When I began this book, I harbored a naïve fantasy that I would find a team of scientists working to discover the secret to amazing, mind-rippling sex. They would report to work late a night in a windowless, hi-tech laboratory and have unplaceable accents and penetrating stares.

More often she found rather pedestrian researchers concerned with knowledge and funding to pursue that knowledge in an attempt to bring sex out of myth, religion, and superstition. Her main heroes, to the extent Bonk has heroes, are early sex researchers William Masters and Virginia Johnson, who make an early appearance on page 23—”Foreplay” is the chapter heading that would normally be “Introduction”—and we’re still learning about them on page 299—”Persons studied in pairs.” To quote Roach again:

I learned about the project in a New York Times health column. Jane Brody had described the book and its conclusions the week it came out.
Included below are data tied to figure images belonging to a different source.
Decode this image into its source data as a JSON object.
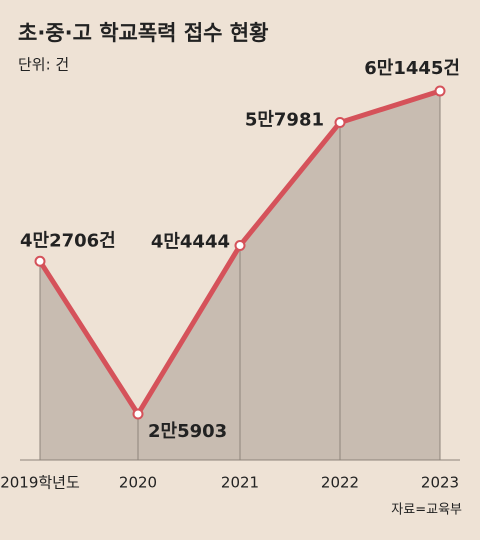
{
  "chart_data": {
    "type": "line",
    "title": "초·중·고 학교폭력 접수 현황",
    "subtitle": "단위: 건",
    "source": "자료=교육부",
    "categories": [
      "2019학년도",
      "2020",
      "2021",
      "2022",
      "2023"
    ],
    "values": [
      42706,
      25903,
      44444,
      57981,
      61445
    ],
    "value_labels": [
      "4만2706건",
      "2만5903",
      "4만4444",
      "5만7981",
      "6만1445건"
    ],
    "color": "#d5525a",
    "area_color": "#c8bcb1"
  }
}
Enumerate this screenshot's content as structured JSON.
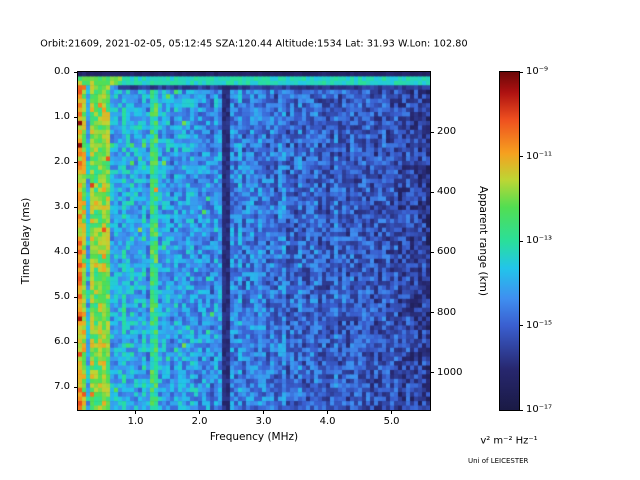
{
  "title": "Orbit:21609, 2021-02-05, 05:12:45 SZA:120.44 Altitude:1534 Lat: 31.93 W.Lon: 102.80",
  "credit": "Uni of LEICESTER",
  "chart_data": {
    "type": "heatmap",
    "title": "Orbit:21609, 2021-02-05, 05:12:45 SZA:120.44 Altitude:1534 Lat: 31.93 W.Lon: 102.80",
    "xlabel": "Frequency (MHz)",
    "ylabel_left": "Time Delay (ms)",
    "ylabel_right": "Apparent range (km)",
    "x_range": [
      0.1,
      5.6
    ],
    "y_range": [
      0,
      7.5
    ],
    "grid": false,
    "x_ticks": [
      1.0,
      2.0,
      3.0,
      4.0,
      5.0
    ],
    "x_tick_labels": [
      "1.0",
      "2.0",
      "3.0",
      "4.0",
      "5.0"
    ],
    "y_ticks": [
      0,
      1,
      2,
      3,
      4,
      5,
      6,
      7
    ],
    "y_tick_labels": [
      "0.0",
      "1.0",
      "2.0",
      "3.0",
      "4.0",
      "5.0",
      "6.0",
      "7.0"
    ],
    "right_ticks_km": [
      200,
      400,
      600,
      800,
      1000
    ],
    "right_tick_labels": [
      "200",
      "400",
      "600",
      "800",
      "1000"
    ],
    "colorbar": {
      "label": "v² m⁻² Hz⁻¹",
      "tick_labels": [
        "10⁻⁹",
        "10⁻¹¹",
        "10⁻¹³",
        "10⁻¹⁵",
        "10⁻¹⁷"
      ],
      "value_min_exp": -17,
      "value_max_exp": -9,
      "stops": [
        [
          0.0,
          "#1a1a45"
        ],
        [
          0.12,
          "#27276e"
        ],
        [
          0.25,
          "#3a5fd0"
        ],
        [
          0.33,
          "#3f8ff0"
        ],
        [
          0.42,
          "#22c5ea"
        ],
        [
          0.5,
          "#2adf9a"
        ],
        [
          0.6,
          "#52de52"
        ],
        [
          0.68,
          "#bcd634"
        ],
        [
          0.76,
          "#f6a01f"
        ],
        [
          0.86,
          "#ee4f1f"
        ],
        [
          0.94,
          "#ad1111"
        ],
        [
          1.0,
          "#6b0707"
        ]
      ]
    },
    "heatmap": {
      "description": "Noisy radar sounder ionogram: bright cyan surface-reflection line near 0.2 ms across all frequencies, bright cyan/green vertical striations below ~0.7 MHz, narrow bright column near 1.3 MHz, dark vertical cutoff band at 2.33-2.50 MHz, overall intensity decreasing toward higher frequency",
      "seed": 21609,
      "cols": 88,
      "rows": 76,
      "base_u_at_fmin": 0.42,
      "base_slope_per_mhz": -0.044,
      "noise_sd": 0.105,
      "sparkle_chance": 0.05,
      "sparkle_gain": 0.22,
      "dark_top_ms": 0.1,
      "surface_line": {
        "t0": 0.13,
        "t1": 0.3,
        "u": 0.42,
        "left_boost_freq": 0.8,
        "left_boost": 0.2
      },
      "dark_band": {
        "t0": 0.3,
        "t1": 0.44,
        "u": 0.13,
        "fmin": 0.75
      },
      "bright_left_freq_max": 0.68,
      "bright_col_chance": 0.45,
      "bright_col_gain": 0.17,
      "left_edge_freq": 0.2,
      "left_edge_gain": 0.15,
      "cyan_columns_mhz": [
        1.3
      ],
      "dark_columns_mhz": [
        [
          2.33,
          2.5
        ]
      ]
    }
  }
}
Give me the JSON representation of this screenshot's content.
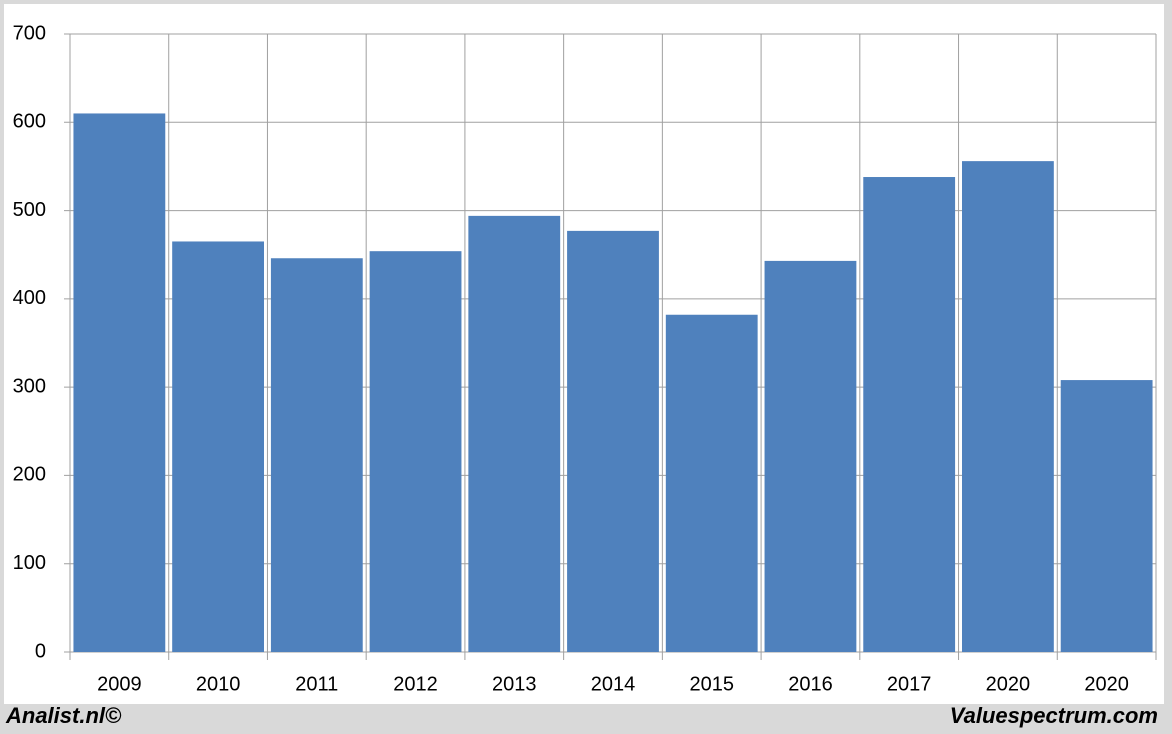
{
  "chart_data": {
    "type": "bar",
    "categories": [
      "2009",
      "2010",
      "2011",
      "2012",
      "2013",
      "2014",
      "2015",
      "2016",
      "2017",
      "2020",
      "2020"
    ],
    "values": [
      610,
      465,
      446,
      454,
      494,
      477,
      382,
      443,
      538,
      556,
      308
    ],
    "color": "#4f81bd",
    "ylim": [
      0,
      700
    ],
    "yticks": [
      0,
      100,
      200,
      300,
      400,
      500,
      600,
      700
    ],
    "grid": true,
    "footer_left": "Analist.nl©",
    "footer_right": "Valuespectrum.com"
  }
}
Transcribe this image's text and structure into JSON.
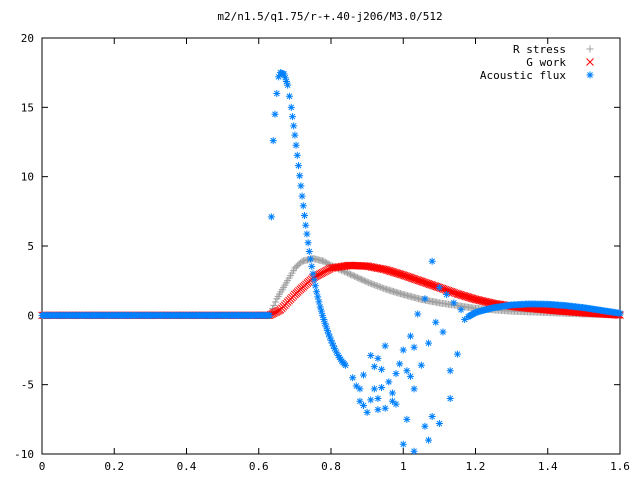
{
  "chart_data": {
    "type": "scatter",
    "title": "m2/n1.5/q1.75/r-+.40-j206/M3.0/512",
    "xlabel": "",
    "ylabel": "",
    "xlim": [
      0,
      1.6
    ],
    "ylim": [
      -10,
      20
    ],
    "grid": false,
    "legend_position": "top-right",
    "x_ticks": [
      "0",
      "0.2",
      "0.4",
      "0.6",
      "0.8",
      "1",
      "1.2",
      "1.4",
      "1.6"
    ],
    "y_ticks": [
      "-10",
      "-5",
      "0",
      "5",
      "10",
      "15",
      "20"
    ],
    "series": [
      {
        "name": "R stress",
        "marker": "plus",
        "color": "#a0a0a0",
        "points": [
          [
            0.0,
            0
          ],
          [
            0.2,
            0
          ],
          [
            0.4,
            0
          ],
          [
            0.6,
            0
          ],
          [
            0.63,
            0
          ],
          [
            0.65,
            1.2
          ],
          [
            0.68,
            2.5
          ],
          [
            0.7,
            3.4
          ],
          [
            0.72,
            3.9
          ],
          [
            0.75,
            4.1
          ],
          [
            0.78,
            3.9
          ],
          [
            0.8,
            3.6
          ],
          [
            0.85,
            3.0
          ],
          [
            0.9,
            2.4
          ],
          [
            0.95,
            1.9
          ],
          [
            1.0,
            1.5
          ],
          [
            1.05,
            1.15
          ],
          [
            1.1,
            0.9
          ],
          [
            1.15,
            0.7
          ],
          [
            1.2,
            0.5
          ],
          [
            1.3,
            0.3
          ],
          [
            1.4,
            0.2
          ],
          [
            1.5,
            0.1
          ],
          [
            1.6,
            0.05
          ]
        ]
      },
      {
        "name": "G work",
        "marker": "cross",
        "color": "#ff0000",
        "points": [
          [
            0.0,
            0
          ],
          [
            0.2,
            0
          ],
          [
            0.4,
            0
          ],
          [
            0.6,
            0
          ],
          [
            0.63,
            0
          ],
          [
            0.66,
            0.4
          ],
          [
            0.7,
            1.5
          ],
          [
            0.75,
            2.7
          ],
          [
            0.8,
            3.4
          ],
          [
            0.85,
            3.6
          ],
          [
            0.9,
            3.55
          ],
          [
            0.95,
            3.3
          ],
          [
            1.0,
            2.9
          ],
          [
            1.05,
            2.45
          ],
          [
            1.1,
            2.0
          ],
          [
            1.15,
            1.55
          ],
          [
            1.2,
            1.15
          ],
          [
            1.25,
            0.85
          ],
          [
            1.3,
            0.65
          ],
          [
            1.35,
            0.5
          ],
          [
            1.4,
            0.38
          ],
          [
            1.45,
            0.28
          ],
          [
            1.5,
            0.18
          ],
          [
            1.55,
            0.1
          ],
          [
            1.6,
            0.02
          ]
        ]
      },
      {
        "name": "Acoustic flux",
        "marker": "star",
        "color": "#0080ff",
        "points": [
          [
            0.0,
            0
          ],
          [
            0.1,
            0
          ],
          [
            0.2,
            0
          ],
          [
            0.3,
            0
          ],
          [
            0.4,
            0
          ],
          [
            0.5,
            0
          ],
          [
            0.6,
            0
          ],
          [
            0.63,
            0
          ],
          [
            0.635,
            7.1
          ],
          [
            0.64,
            12.6
          ],
          [
            0.645,
            14.5
          ],
          [
            0.65,
            16.0
          ],
          [
            0.655,
            17.2
          ],
          [
            0.66,
            17.5
          ],
          [
            0.67,
            17.4
          ],
          [
            0.68,
            16.6
          ],
          [
            0.69,
            15.0
          ],
          [
            0.7,
            13.0
          ],
          [
            0.71,
            10.8
          ],
          [
            0.72,
            8.6
          ],
          [
            0.73,
            6.5
          ],
          [
            0.74,
            4.6
          ],
          [
            0.75,
            3.0
          ],
          [
            0.76,
            1.7
          ],
          [
            0.77,
            0.6
          ],
          [
            0.78,
            -0.3
          ],
          [
            0.79,
            -1.1
          ],
          [
            0.8,
            -1.8
          ],
          [
            0.81,
            -2.4
          ],
          [
            0.82,
            -2.9
          ],
          [
            0.83,
            -3.3
          ],
          [
            0.84,
            -3.6
          ],
          [
            0.86,
            -4.5
          ],
          [
            0.87,
            -5.1
          ],
          [
            0.88,
            -6.2
          ],
          [
            0.89,
            -6.5
          ],
          [
            0.9,
            -7.0
          ],
          [
            0.91,
            -6.1
          ],
          [
            0.92,
            -5.3
          ],
          [
            0.93,
            -6.0
          ],
          [
            0.94,
            -5.2
          ],
          [
            0.95,
            -6.7
          ],
          [
            0.96,
            -4.8
          ],
          [
            0.97,
            -5.6
          ],
          [
            0.98,
            -4.2
          ],
          [
            0.99,
            -3.5
          ],
          [
            1.0,
            -9.3
          ],
          [
            1.0,
            -2.5
          ],
          [
            1.01,
            -4.0
          ],
          [
            1.02,
            -1.5
          ],
          [
            1.03,
            -2.3
          ],
          [
            1.04,
            0.1
          ],
          [
            1.05,
            -3.6
          ],
          [
            1.06,
            1.2
          ],
          [
            1.07,
            -2.0
          ],
          [
            1.08,
            3.9
          ],
          [
            1.09,
            -0.5
          ],
          [
            1.1,
            2.0
          ],
          [
            1.11,
            -1.2
          ],
          [
            1.12,
            1.5
          ],
          [
            1.13,
            -4.0
          ],
          [
            1.14,
            0.9
          ],
          [
            1.15,
            -2.8
          ],
          [
            1.16,
            0.4
          ],
          [
            1.17,
            -0.3
          ],
          [
            1.18,
            -0.1
          ],
          [
            1.19,
            0.05
          ],
          [
            1.2,
            0.2
          ],
          [
            1.22,
            0.35
          ],
          [
            1.25,
            0.55
          ],
          [
            1.3,
            0.75
          ],
          [
            1.35,
            0.82
          ],
          [
            1.4,
            0.8
          ],
          [
            1.45,
            0.7
          ],
          [
            1.5,
            0.55
          ],
          [
            1.55,
            0.35
          ],
          [
            1.6,
            0.15
          ],
          [
            0.88,
            -5.3
          ],
          [
            0.89,
            -4.3
          ],
          [
            0.91,
            -2.9
          ],
          [
            0.92,
            -3.7
          ],
          [
            0.93,
            -3.1
          ],
          [
            0.94,
            -3.9
          ],
          [
            0.95,
            -2.2
          ],
          [
            0.97,
            -6.2
          ],
          [
            1.01,
            -7.5
          ],
          [
            1.02,
            -4.4
          ],
          [
            1.03,
            -5.3
          ],
          [
            1.06,
            -8.0
          ],
          [
            1.08,
            -7.3
          ],
          [
            1.1,
            -7.8
          ],
          [
            1.13,
            -6.0
          ],
          [
            1.07,
            -9.0
          ],
          [
            1.03,
            -9.8
          ],
          [
            0.98,
            -6.4
          ],
          [
            0.93,
            -6.8
          ]
        ]
      }
    ]
  }
}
The subheads the paper had supplied were vague and coy: “Persons Studied in Pairs,” said one. It was like writing up the Million Man March under the headline “Persons Walking in a Group.” In a sentence at the end of a paragraph describing study protocols, Brody notes simply: “Some were assigned partners.” The casual reader, alighting here, might have mistaken the column for a piece about square dancing. I immediately tracked down a copy of the book.

Roach likes to castigate the euphemisms and other covers frequently employed by journalists and others, as she does here, while also laughing at the science-y jargon of experts. This gives her prose the slangy style of your friend at a Sunday morning brunch or a comedian at a club the Saturday night before. She can play for the high end of science and the low-end of slapstick. Still, she’s obviously on the side of the researchers and others working toward openness:

But let’s give Masters and Johnson their due. And while we’re at it, Alfred Kinsey and Robert Latou Dickinson and Old Dad and everyone else in these pages. The laboratory study of sex has never been an easy, safe, or well-paid undertaking. Study by study, the gains may seem small and occasionally silly, but the aggregation of all that has been learned, the lurching tango of academe and popular culture, has led us to a happier place. Hats and pants off to you all.

This triumphalism might be misplaced—what would the Wall Street Journal editorial page say to such a paragraph?—but if you look past the humor scrim you’ll see that Roach does have a point, and she also ensures that anyone who tries to refute her in a serious tone will come off looking like a stodgy minister at a dance. Furthermore, Roach seems cognizant of her own place in the historical march toward making people comfortable talking about sex openly, and the future might take as dim a view of her as we take of Victorian sex manuals. And I’m not sure what Foucault would think of Roach’s approach to sexual discourse, particularly regarding its examination of history.

But with luck the future will forgive her and still laugh, since a large part of Bonk, like The Book of Vice, is really just using sex to comment on other or abstract ideas; as one researcher says, “You think you know a lot until you start to ask some really basic questions, and you realize you know nothing.” I’ve heard English and computer science professors make similar remarks, whether about the meaning of the capital-N Novel or whether P = NP; in the case of Bonk, the quote just happens to be on the subject of whether women’s orgasms help with sperm transport and conception. In Roach’s, uh, hands, the question launches a historical disquisition on the quest to discover the answer, which, while amusing, also gives the opportunity to realize that we’re probably living in an era where the dominant beliefs about sex, gender, and the like will appear ridiculous someday. While I mentioned triumphalism before, I should also that Roach is triumphant about progress, both normatively and scientifically, and that is a conclusion I can’t help but agreeing with, especially when it’s presented in such an excellent package.